Early in my chairmanship, we needed to truly integrate the firm. We had to look at the big picture — in terms of where we wanted to go — and then focus on the nuances and small steps that would allow us to take the big steps towards a bold vision. It is impossible to overstate just how important it was to get the little things right; for example, integrating our offices, rotating seating assignments and creating teaming on accounts. This allowed camaraderie and trust to develop in our teams, and our great culture was born. It is funny to look back and think about how much joy we took in each of those critically important moments. It was important to set this right early; otherwise the bigger possibilities could not be realized.
From a bigger perspective, we began to look at our global footprint and we dramatically increased our international presence. Already in the 1990s, some of our largest clients were rapidly expanding into international markets, and we needed the capabilities on the ground to support their expansions. Our service line capabilities, both domestically and internationally, became a main focus. Mike Henning and Bill Kimsey played critical roles in helping us outline the possibilities for growth and realize our international expansion vision.
As we grew, we recognized the need for a strong market focus and a winning sales culture. We developed tremendous momentum in our market efforts. Teams were highly focused when it came to winning the big opportunities. The client relationships expanded and we soon became the dominant player across multiple industries — high technology, airlines, asset management — and we focused on the industries of tomorrow with our strong entrepreneurial practice.
It all comes down to people
I grew up in this firm with a focus on people, because you realize the true strength of our firm is the quality and dedication of its people, the sense of teaming and the culture of respect. We could not achieve greatness as a team or as a firm if we did not fully help people achieve their potential. I knew that would make an indelible impact on our culture.
We recognized that we were losing some of our most talented women because they believed the culture was not compatible with their needs. We pushed to understand why — this meant talking very candidly about what we needed to change. We made some bold choices and did not back down. There was nothing more important to me than ensuring that we were fair and equitable, no matter what someone’s background, gender or ethnicity.
We changed and we became an environment that valued the individual and harnessed collective talent.
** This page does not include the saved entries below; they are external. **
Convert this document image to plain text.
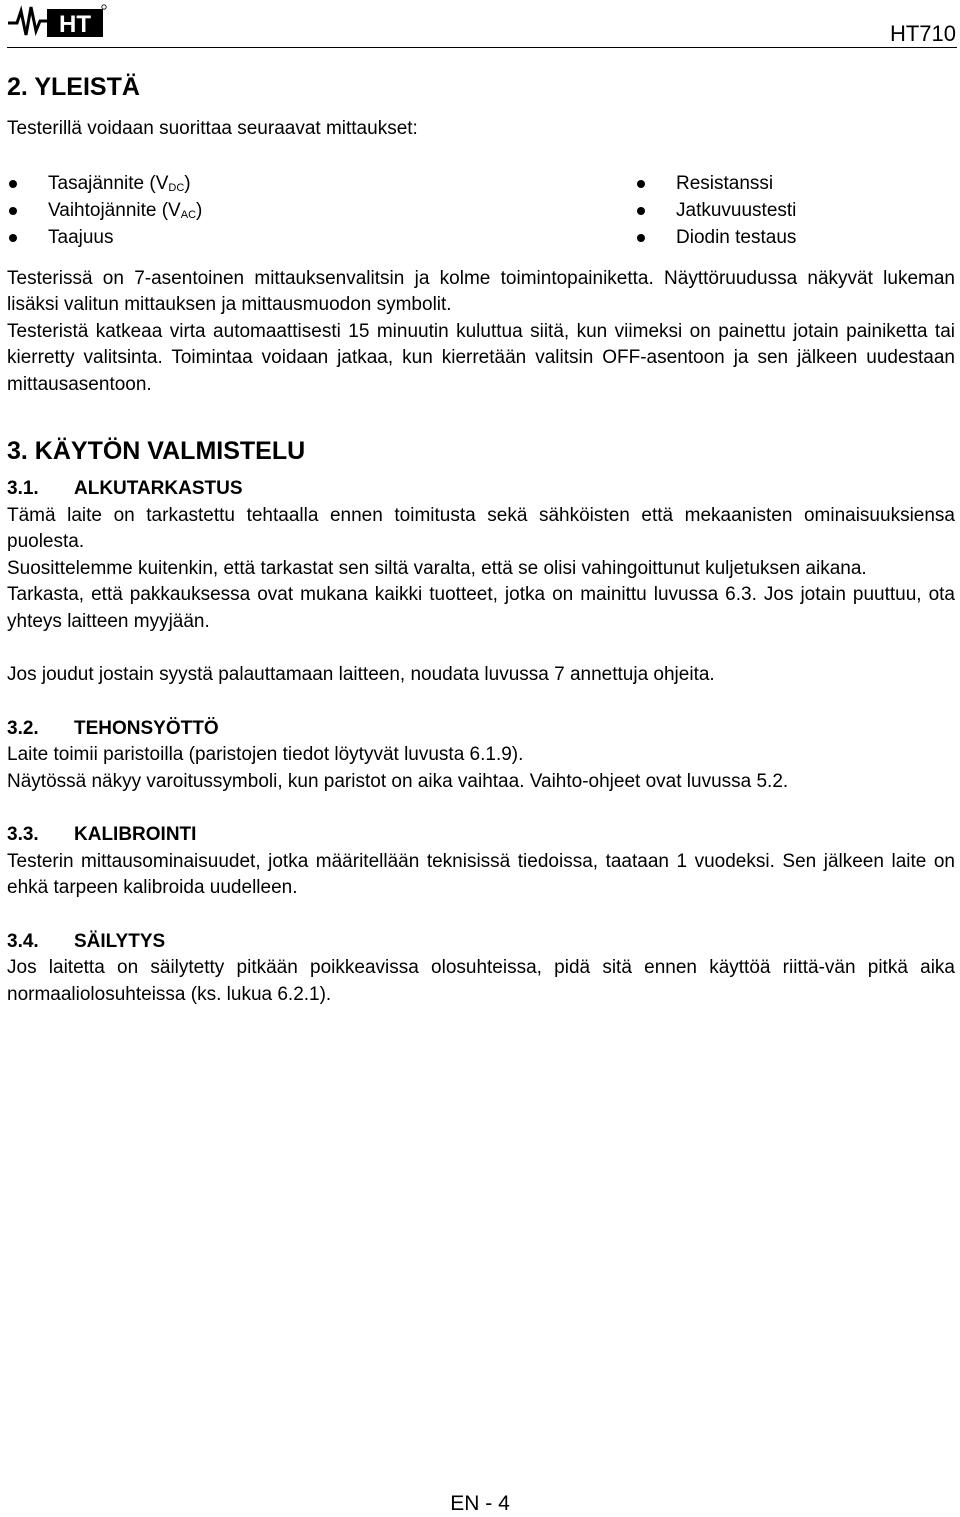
HT	HT710
2. YLEISTÄ

Testerillä voidaan suorittaa seuraavat mittaukset:

Tasajännite $(V_{DC})$
Vaihtojännite $(V_{AC})$
Taajuus
Resistanssi
Jatkuvuustesti
Diodin testaus

Testerissä on 7-asentoinen mittauksenvalitsin ja kolme toimintopainiketta. Näyttöruudussa näkyvät lukeman lisäksi valitun mittauksen ja mittausmuodon symbolit.

Testeristä katkeaa virta automaattisesti 15 minuutin kuluttua siitä, kun viimeksi on painettu jotain painiketta tai kierretty valitsinta. Toimintaa voidaan jatkaa, kun kierretään valitsin OFF-asentoon ja sen jälkeen uudestaan mittausasentoon.

3. KÄYTÖN VALMISTELU
3.1. ALKUTARKASTUS

Tämä laite on tarkastettu tehtaalla ennen toimitusta sekä sähköisten että mekaanisten ominaisuuksiensa puolesta.

Suosittelemme kuitenkin, että tarkastat sen siltä varalta, että se olisi vahingoittunut kuljetuksen aikana.

Tarkasta, että pakkauksessa ovat mukana kaikki tuotteet, jotka on mainittu luvussa 6.3. Jos jotain puuttuu, ota yhteys laitteen myyjään.

Jos joudut jostain syystä palauttamaan laitteen, noudata luvussa 7 annettuja ohjeita.

3.2. TEHONSYÖTTÖ

Laite toimii paristoilla (paristojen tiedot löytyvät luvusta 6.1.9).

Näytössä näkyy varoitussymboli, kun paristot on aika vaihtaa. Vaihto-ohjeet ovat luvussa 5.2.

3.3. KALIBROINTI

Testerin mittausominaisuudet, jotka määritellään teknisissä tiedoissa, taataan 1 vuodeksi. Sen jälkeen laite on ehkä tarpeen kalibroida uudelleen.

3.4. SÄILYTYS

Jos laitetta on säilytetty pitkään poikkeavissa olosuhteissa, pidä sitä ennen käyttöä riittä-vän pitkä aika normaaliolosuhteissa (ks. lukua 6.2.1).

EN - 4
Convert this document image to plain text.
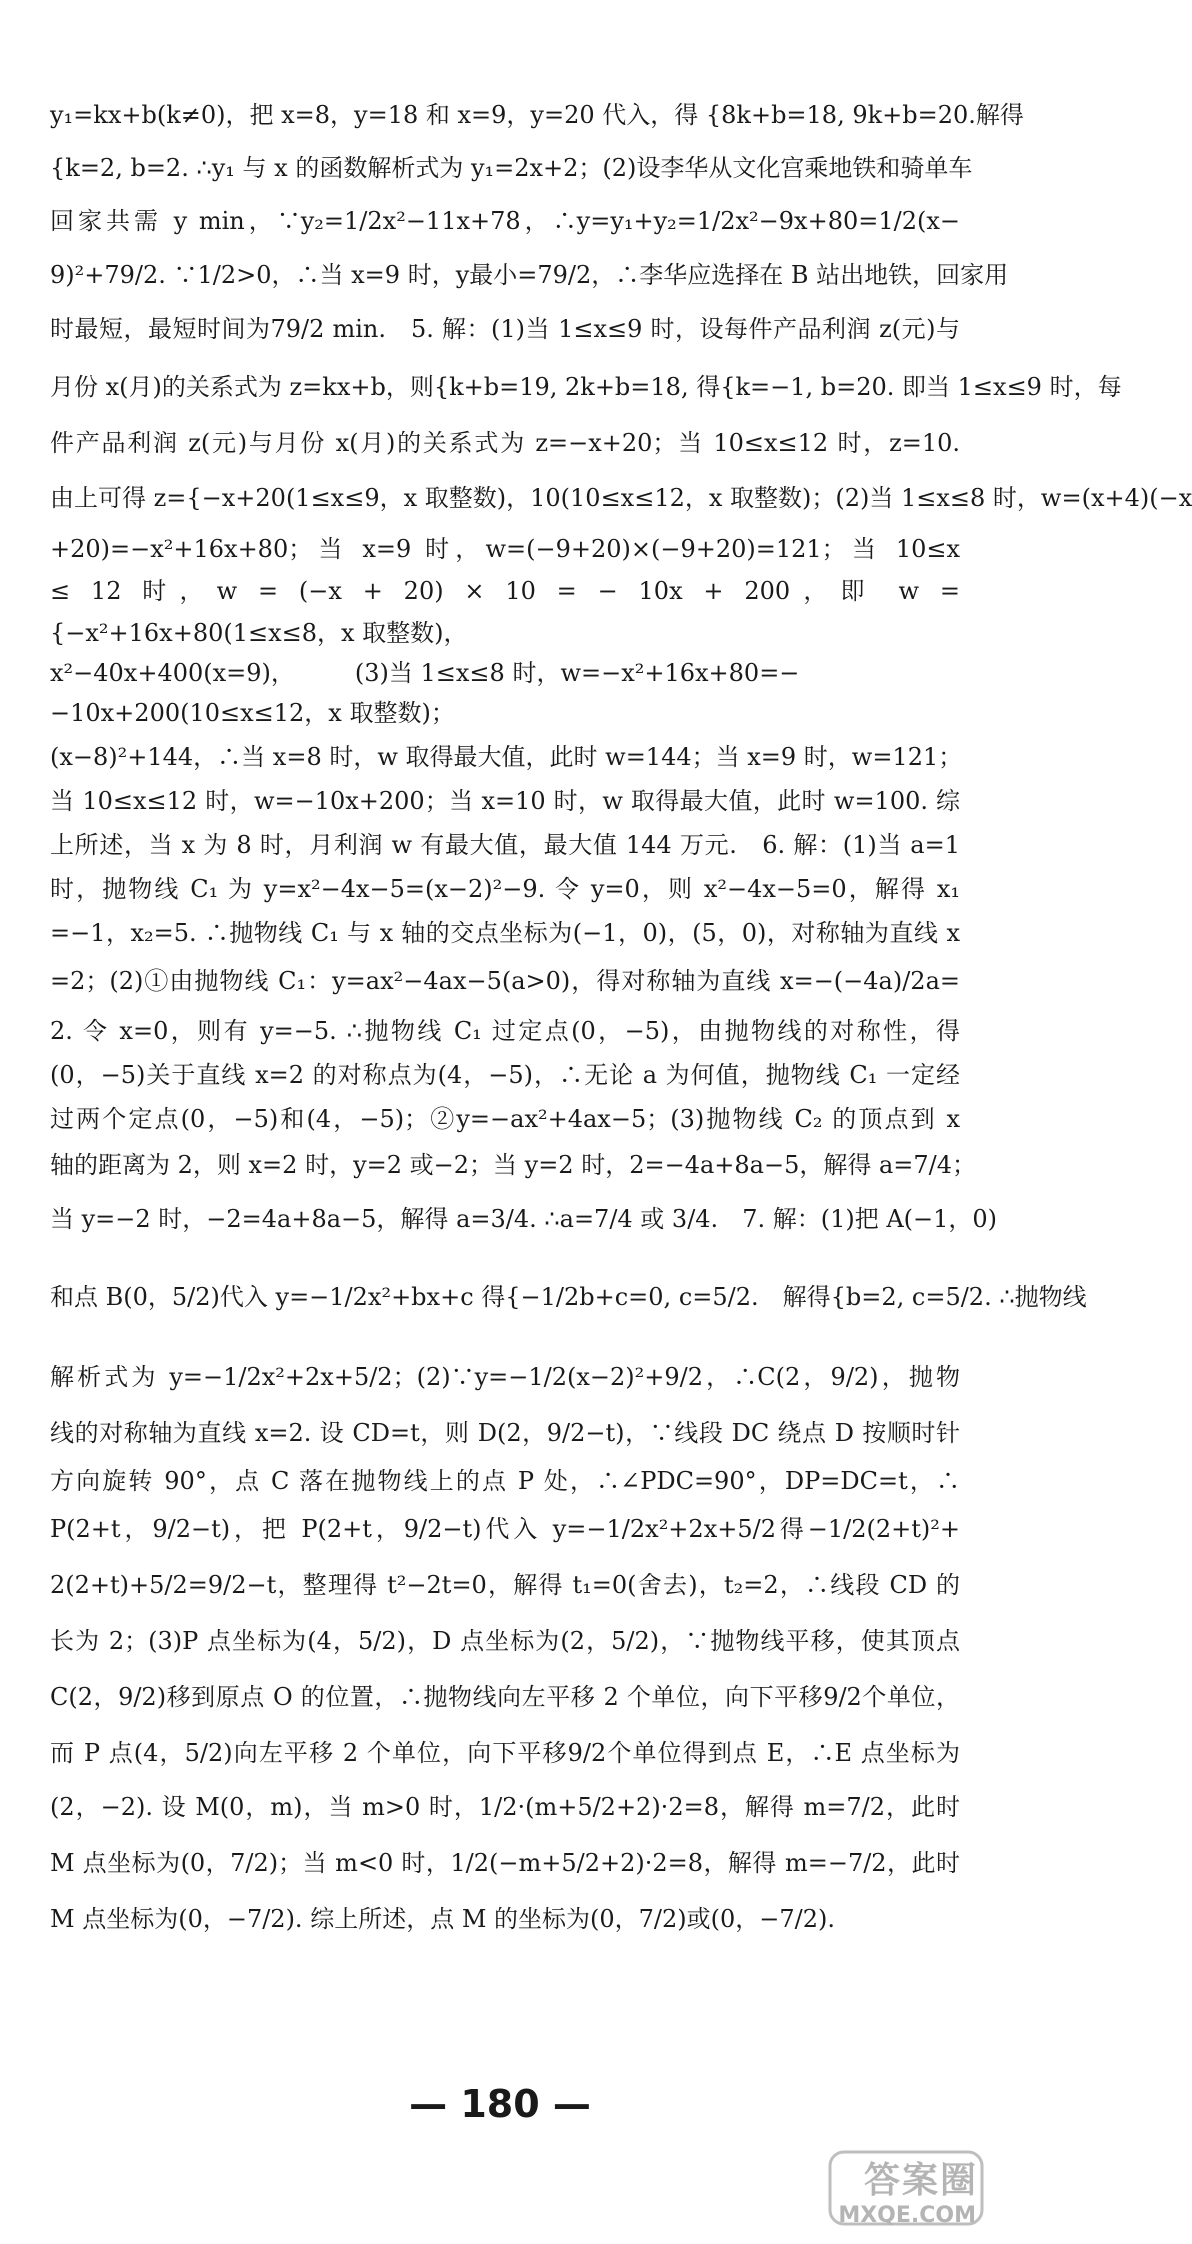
y₁=kx+b(k≠0)，把 x=8，y=18 和 x=9，y=20 代入，得 {8k+b=18, 9k+b=20.解得
{k=2, b=2. ∴y₁ 与 x 的函数解析式为 y₁=2x+2；(2)设李华从文化宫乘地铁和骑单车
回家共需 y min，∵y₂=1/2x²−11x+78，∴y=y₁+y₂=1/2x²−9x+80=1/2(x−
9)²+79/2. ∵1/2>0，∴当 x=9 时，y最小=79/2，∴李华应选择在 B 站出地铁，回家用
时最短，最短时间为79/2 min.　5. 解：(1)当 1≤x≤9 时，设每件产品利润 z(元)与
月份 x(月)的关系式为 z=kx+b，则{k+b=19, 2k+b=18, 得{k=−1, b=20. 即当 1≤x≤9 时，每
件产品利润 z(元)与月份 x(月)的关系式为 z=−x+20；当 10≤x≤12 时，z=10.
由上可得 z={−x+20(1≤x≤9，x 取整数)，10(10≤x≤12，x 取整数)；(2)当 1≤x≤8 时，w=(x+4)(−x
+20)=−x²+16x+80；当 x=9 时，w=(−9+20)×(−9+20)=121；当 10≤x
≤ 12 时，w = (−x + 20) × 10 = − 10x + 200，即 w =
{−x²+16x+80(1≤x≤8，x 取整数)，
x²−40x+400(x=9)，　　　(3)当 1≤x≤8 时，w=−x²+16x+80=−
−10x+200(10≤x≤12，x 取整数)；
(x−8)²+144，∴当 x=8 时，w 取得最大值，此时 w=144；当 x=9 时，w=121；
当 10≤x≤12 时，w=−10x+200；当 x=10 时，w 取得最大值，此时 w=100. 综
上所述，当 x 为 8 时，月利润 w 有最大值，最大值 144 万元.　6. 解：(1)当 a=1
时，抛物线 C₁ 为 y=x²−4x−5=(x−2)²−9. 令 y=0，则 x²−4x−5=0，解得 x₁
=−1，x₂=5. ∴抛物线 C₁ 与 x 轴的交点坐标为(−1，0)，(5，0)，对称轴为直线 x
=2；(2)①由抛物线 C₁：y=ax²−4ax−5(a>0)，得对称轴为直线 x=−(−4a)/2a=
2. 令 x=0，则有 y=−5. ∴抛物线 C₁ 过定点(0，−5)，由抛物线的对称性，得
(0，−5)关于直线 x=2 的对称点为(4，−5)，∴无论 a 为何值，抛物线 C₁ 一定经
过两个定点(0，−5)和(4，−5)；②y=−ax²+4ax−5；(3)抛物线 C₂ 的顶点到 x
轴的距离为 2，则 x=2 时，y=2 或−2；当 y=2 时，2=−4a+8a−5，解得 a=7/4；
当 y=−2 时，−2=4a+8a−5，解得 a=3/4. ∴a=7/4 或 3/4.　7. 解：(1)把 A(−1，0)
和点 B(0，5/2)代入 y=−1/2x²+bx+c 得{−1/2b+c=0, c=5/2.　解得{b=2, c=5/2. ∴抛物线
解析式为 y=−1/2x²+2x+5/2；(2)∵y=−1/2(x−2)²+9/2，∴C(2，9/2)，抛物
线的对称轴为直线 x=2. 设 CD=t，则 D(2，9/2−t)，∵线段 DC 绕点 D 按顺时针
方向旋转 90°，点 C 落在抛物线上的点 P 处，∴∠PDC=90°，DP=DC=t，∴
P(2+t，9/2−t)，把 P(2+t，9/2−t)代入 y=−1/2x²+2x+5/2得−1/2(2+t)²+
2(2+t)+5/2=9/2−t，整理得 t²−2t=0，解得 t₁=0(舍去)，t₂=2，∴线段 CD 的
长为 2；(3)P 点坐标为(4，5/2)，D 点坐标为(2，5/2)，∵抛物线平移，使其顶点
C(2，9/2)移到原点 O 的位置，∴抛物线向左平移 2 个单位，向下平移9/2个单位，
而 P 点(4，5/2)向左平移 2 个单位，向下平移9/2个单位得到点 E，∴E 点坐标为
(2，−2). 设 M(0，m)，当 m>0 时，1/2·(m+5/2+2)·2=8，解得 m=7/2，此时
M 点坐标为(0，7/2)；当 m<0 时，1/2(−m+5/2+2)·2=8，解得 m=−7/2，此时
M 点坐标为(0，−7/2). 综上所述，点 M 的坐标为(0，7/2)或(0，−7/2).
— 180 —
答案圈
MXQE.COM
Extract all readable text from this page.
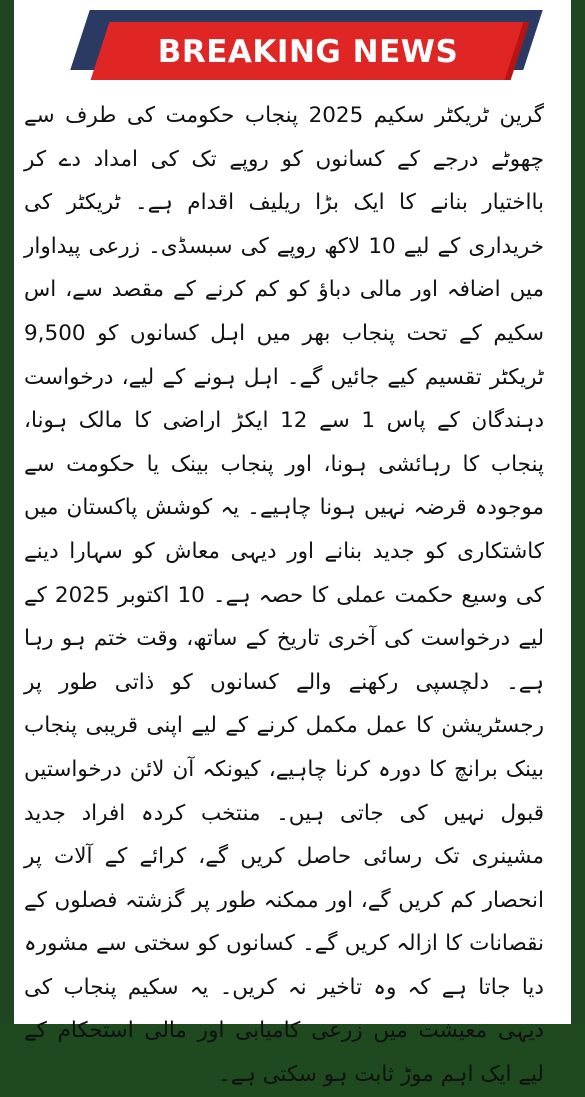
BREAKING NEWS

گرین ٹریکٹر سکیم 2025 پنجاب حکومت کی طرف سے چھوٹے درجے کے کسانوں کو روپے تک کی امداد دے کر بااختیار بنانے کا ایک بڑا ریلیف اقدام ہے۔ ٹریکٹر کی خریداری کے لیے 10 لاکھ روپے کی سبسڈی۔ زرعی پیداوار میں اضافہ اور مالی دباؤ کو کم کرنے کے مقصد سے، اس سکیم کے تحت پنجاب بھر میں اہل کسانوں کو 9,500 ٹریکٹر تقسیم کیے جائیں گے۔ اہل ہونے کے لیے، درخواست دہندگان کے پاس 1 سے 12 ایکڑ اراضی کا مالک ہونا، پنجاب کا رہائشی ہونا، اور پنجاب بینک یا حکومت سے موجودہ قرضہ نہیں ہونا چاہیے۔ یہ کوشش پاکستان میں کاشتکاری کو جدید بنانے اور دیہی معاش کو سہارا دینے کی وسیع حکمت عملی کا حصہ ہے۔ 10 اکتوبر 2025 کے لیے درخواست کی آخری تاریخ کے ساتھ، وقت ختم ہو رہا ہے۔ دلچسپی رکھنے والے کسانوں کو ذاتی طور پر رجسٹریشن کا عمل مکمل کرنے کے لیے اپنی قریبی پنجاب بینک برانچ کا دورہ کرنا چاہیے، کیونکہ آن لائن درخواستیں قبول نہیں کی جاتی ہیں۔ منتخب کردہ افراد جدید مشینری تک رسائی حاصل کریں گے، کرائے کے آلات پر انحصار کم کریں گے، اور ممکنہ طور پر گزشتہ فصلوں کے نقصانات کا ازالہ کریں گے۔ کسانوں کو سختی سے مشورہ دیا جاتا ہے کہ وہ تاخیر نہ کریں۔ یہ سکیم پنجاب کی دیہی معیشت میں زرعی کامیابی اور مالی استحکام کے لیے ایک اہم موڑ ثابت ہو سکتی ہے۔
Here, we sowed seeds of the culture that EY is known for today — and we began to realize our first awards in recognition of our culture as one of Fortune’s best places to work and on the top company list of Working Mother magazine.
Over the period of the 1990s through early 2001, the firm grew dramatically. The top and bottom lines more than doubled. We achieved leadership of Fortune 1000 audit market share in 2002. Our Tax practice became the envy of the profession.
I consider myself to be incredibly fortunate to have had the opportunity to have been surrounded by such amazing talent. There was such energy, optimism and possibility generated by our people. I have had the opportunity to gain a broad perspective into some of the leading companies across the globe — and our culture, the EY culture — stands out above all. It is special. I knew it then, and I know it now. It is just great to see how far we have come.
Where is he now?
Things have not slowed down for Laskawy at all. Today, he keeps busy on some of the most complex assignments in business. In 2008, he was requested by the Department of Treasury to serve as the Non-Executive Chairman of Fannie Mae when it was put into conservatorship. Additionally, he serves as a director for General Motors, Inc., Henry Schein, Inc., Loews Corporation and Lazard, Ltd.
Also, Laskawy is staying very involved with philanthropic and civic activities. He has served as Chairman of the Board of the Alvin Ailey American Dance Theatre (AAADT). He describes this as an amazing experience in realizing the creative talents and energies of extraordinary people. The AAADT has performed for an estimated 21 million people in 48 states, as well as in 71 countries on six continents. Among these performances are two South African residencies after the collapse of apartheid. The company and its dancers and artistic staff have been recognized as one of America's most important cultural ambassadors and won the 2002 National Medal of Arts.